Se le scuole di specializzazione e i loro docenti non sono in grado di formare specialisti competenti non dovrebbero essere legittimate a formare personale sanitario.
Una Facoltà di Medicina, come una Scuola di Specializzazione hanno il compito istituzionale di formare medici e specialisti competenti: è un obbligo non una possibilità fra le altre.
In ambito medico, conoscenze, farmaci e tecniche sono in continua evoluzione.
Nell’articolo si fa anche riferimento alla necessità di valutazioni periodiche del sistema, al “controllo finale effettivo, motivato, sul percorso di crescita degli operatori sanitari”. In altre parole la performance di ogni struttura, ospedale ed operatore va continuamente monitorizzata e valutata. Ma questa valutazione va
implementata anche e soprattutto a monte e mantenuta costantemente. Certamente questo non si può ottenere solo con le valutazioni di personale interno, seppur altamente qualificato, come primari o professori ordinari.

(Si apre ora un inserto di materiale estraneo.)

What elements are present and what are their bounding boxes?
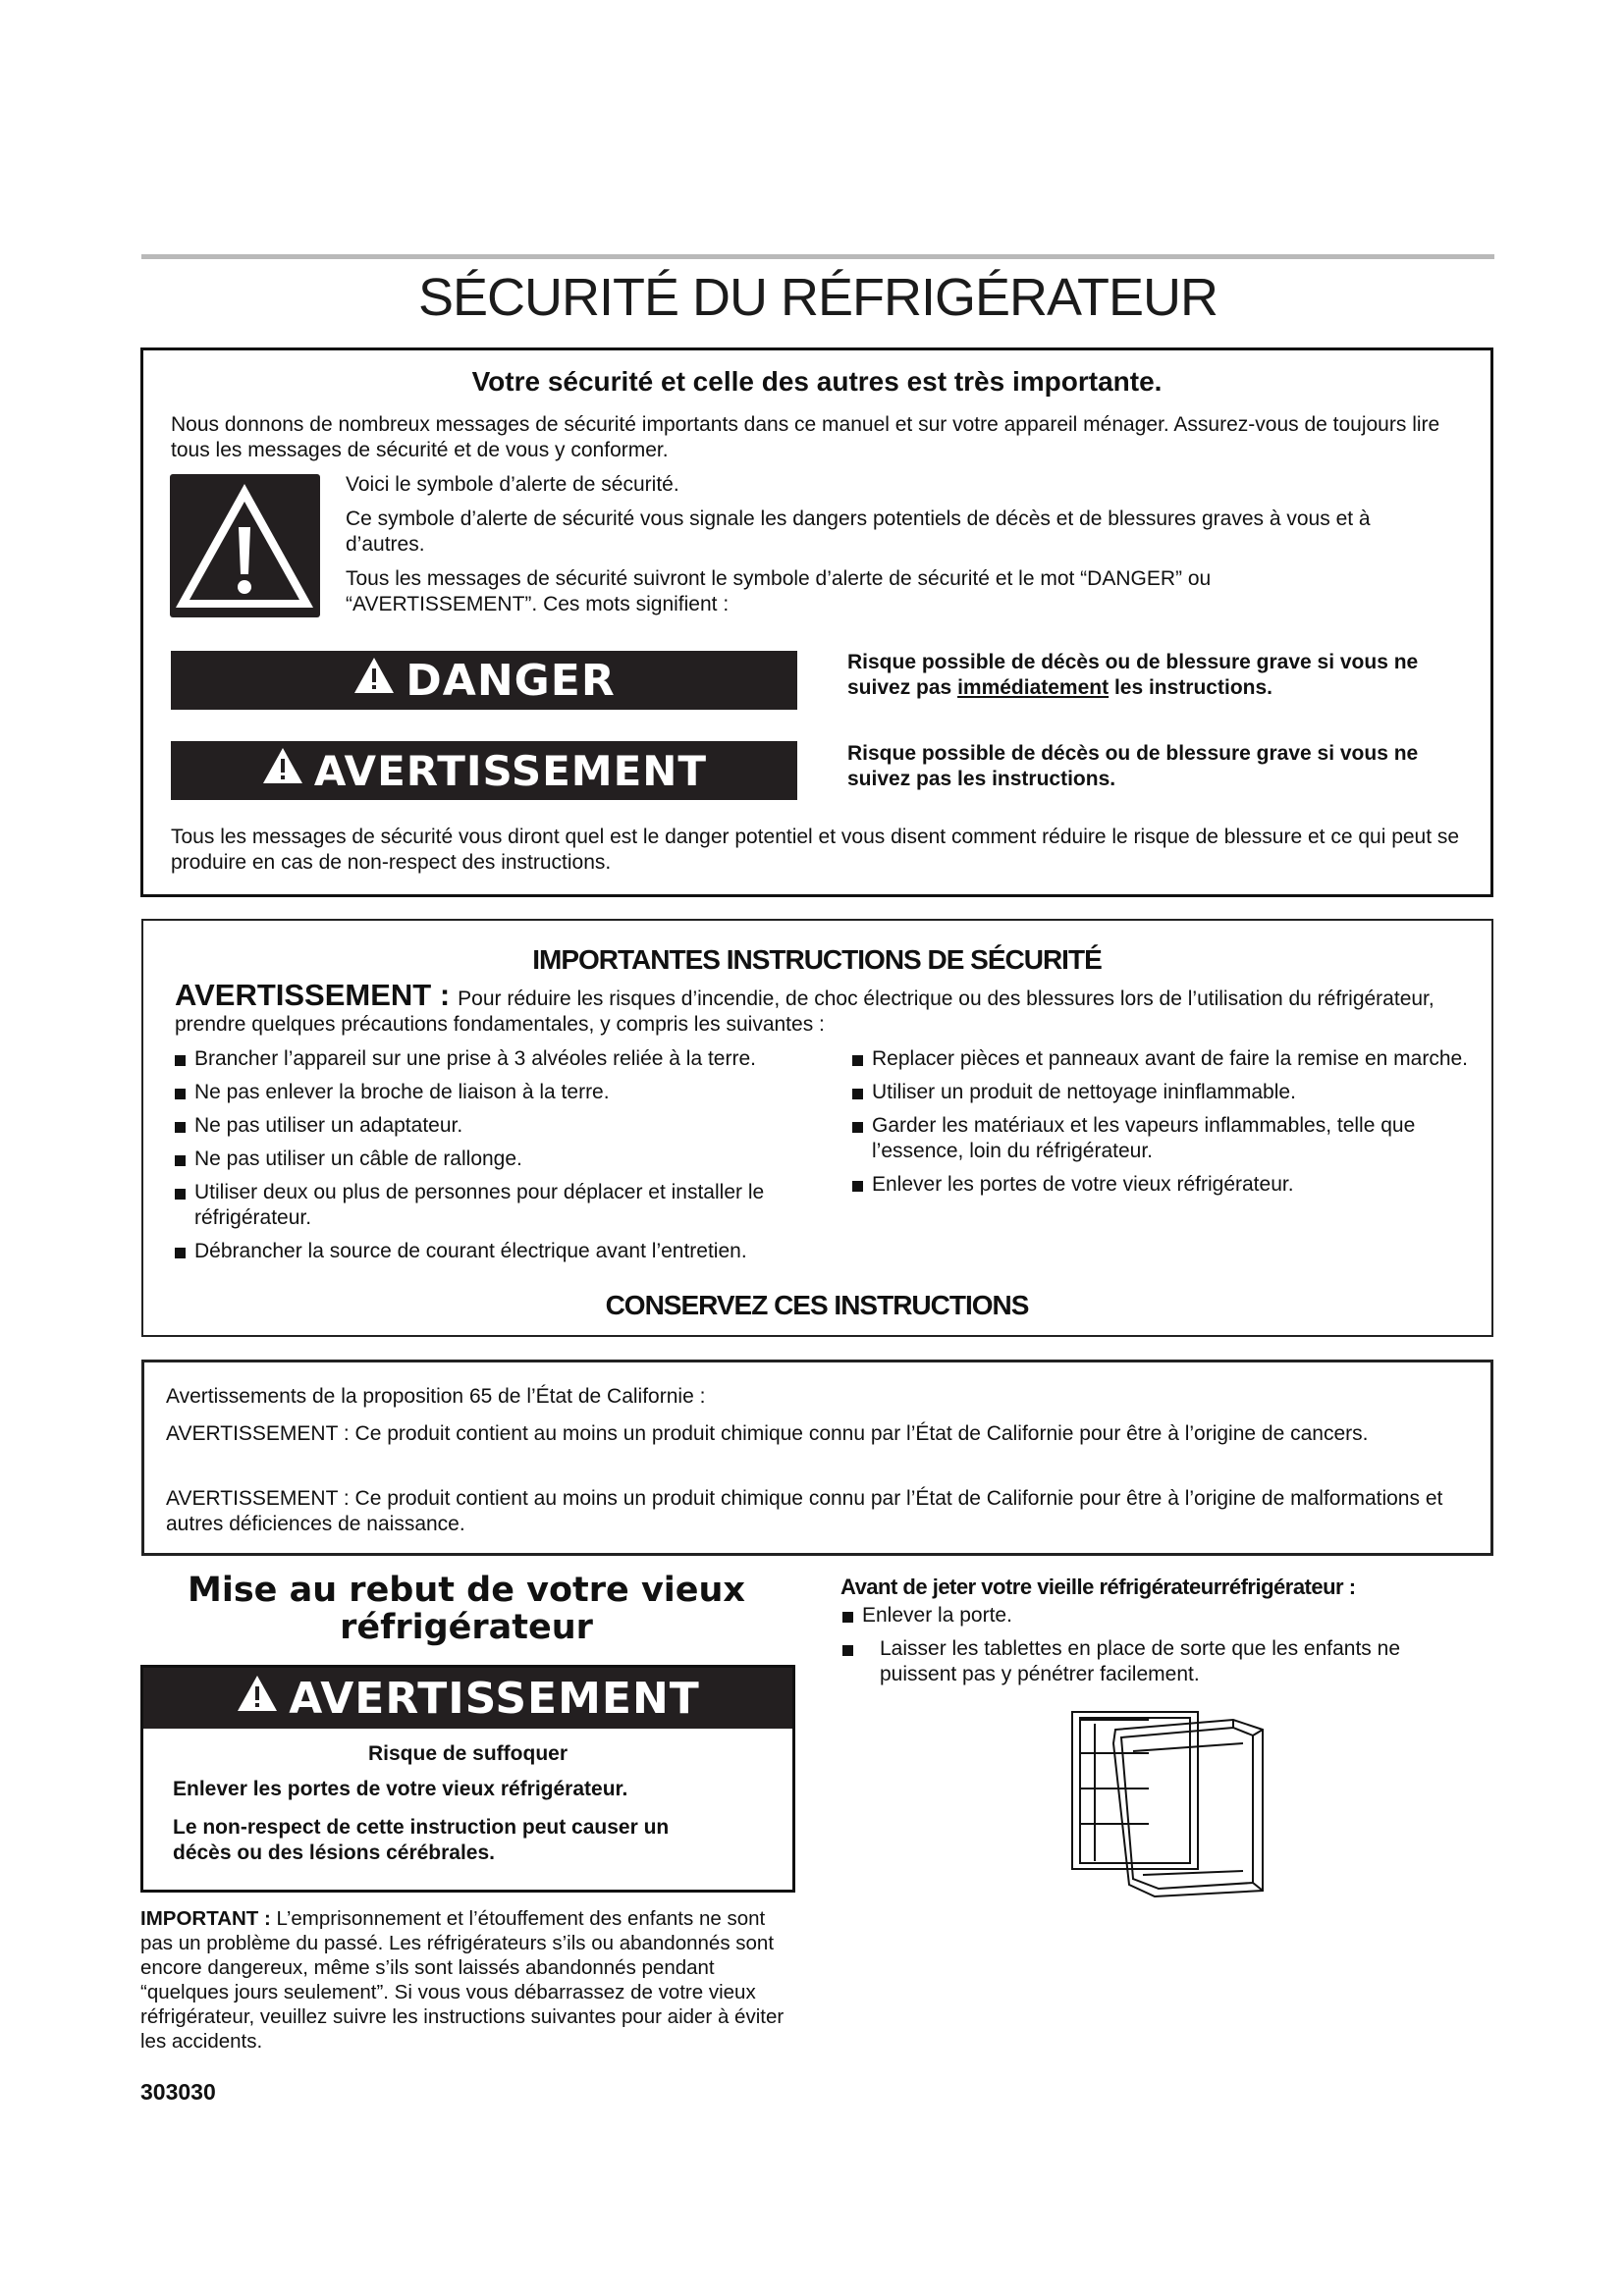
- warning-label: AVERTISSEMENT: [313, 746, 708, 795]
- instructions-heading: IMPORTANTES INSTRUCTIONS DE SÉCURITÉ: [532, 944, 1102, 975]
- important-paragraph: IMPORTANT : L’emprisonnement et l’étouffement des enfants ne sont pas un problème du passé. Les réfrigérateurs s’ils ou abandonnés sont encore dangereux, même s’ils sont laissés abandonnés pendant “quelques jours seulement”. Si vous vous débarrassez de votre vieux réfrigérateur, veuillez suivre les instructions suivantes pour aider à éviter les accidents.: [140, 1907, 785, 2053]
- disposal-heading: Mise au rebut de votre vieux réfrigérateur: [188, 1571, 745, 1647]
- list-item: Replacer pièces et panneaux avant de faire la remise en marche.: [850, 1046, 1469, 1072]
- prop65-line-1: Avertissements de la proposition 65 de l’État de Californie :: [166, 1385, 706, 1408]
- list-item: Enlever la porte.: [840, 1603, 1469, 1629]
- risk-line-2: Le non-respect de cette instruction peut causer un décès ou des lésions cérébrales.: [173, 1816, 670, 1864]
- warning-label: AVERTISSEMENT: [289, 1673, 700, 1724]
- list-item: Ne pas enlever la broche de liaison à la terre.: [173, 1080, 821, 1105]
- prop65-line-3: AVERTISSEMENT : Ce produit contient au moins un produit chimique connu par l’État de Californie pour être à l’origine de malformations et autres déficiences de naissance.: [166, 1487, 1443, 1535]
- safety-intro: Nous donnons de nombreux messages de sécurité importants dans ce manuel et sur votre appareil ménager. Assurez-vous de toujours lire tous les messages de sécurité et de vous y conformer.: [171, 413, 1440, 461]
- danger-label: DANGER: [406, 655, 616, 706]
- top-rule: [141, 254, 1494, 259]
- warning-word: AVERTISSEMENT :: [175, 978, 451, 1012]
- instructions-footer: CONSERVEZ CES INSTRUCTIONS: [605, 1290, 1029, 1320]
- warning-banner: [171, 741, 797, 800]
- suffocation-warning-box: [140, 1665, 795, 1893]
- warning-triangle-icon: [261, 746, 304, 795]
- risk-title: Risque de suffoquer: [367, 1742, 568, 1765]
- page-title: SÉCURITÉ DU RÉFRIGÉRATEUR: [417, 268, 1218, 327]
- warning-triangle-icon: [170, 474, 320, 617]
- document-number: 303030: [140, 2079, 216, 2105]
- list-item: Garder les matériaux et les vapeurs inflammables, telle que l’essence, loin du réfrigérateur.: [850, 1113, 1469, 1164]
- before-discard-heading: Avant de jeter votre vieille réfrigérateurréfrigérateur :: [840, 1575, 1356, 1599]
- danger-banner: [171, 651, 797, 710]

Bisogna avere un sistema esterno, indipendente, competente, con capacità decisionali a cui dover rispondere. Non è concepibile che un individuo, un’entità, un reparto giudichi se stesso. Come non è concepibile che in un ospedale, clinica o struttura sanitaria non vi sia h24 personale operativo qualificato. Una simile carenza avrebbe ripercussioni non solo sulla mancata crescita professionale dei sanitari, ma anche sulla salute del paziente.
Non basta l’individuazione e la denuncia di tali problematiche, occorre intervenire per rimuoverle.
Claudio Loffreda-Mancinelli, MD, MMM, FACMQ
Claudio Loffreda-Mancinelli, specializzato in Anestesia presso la University of Pittsburgh e Fellow in Anestesia Ostetrica presso il Magee Women Hospital di Pittsburgh. Il Dr. Loffreda-Mancinelli è stato membro della Commissione
Nazionale di Qualita’ (QMDA) della Societa’ Americana di Anestesia (ASA) e membro del Consiglio Direttivo e della Commissione del Programma Scientifico per l’American College of Medical Quality (ACMQ).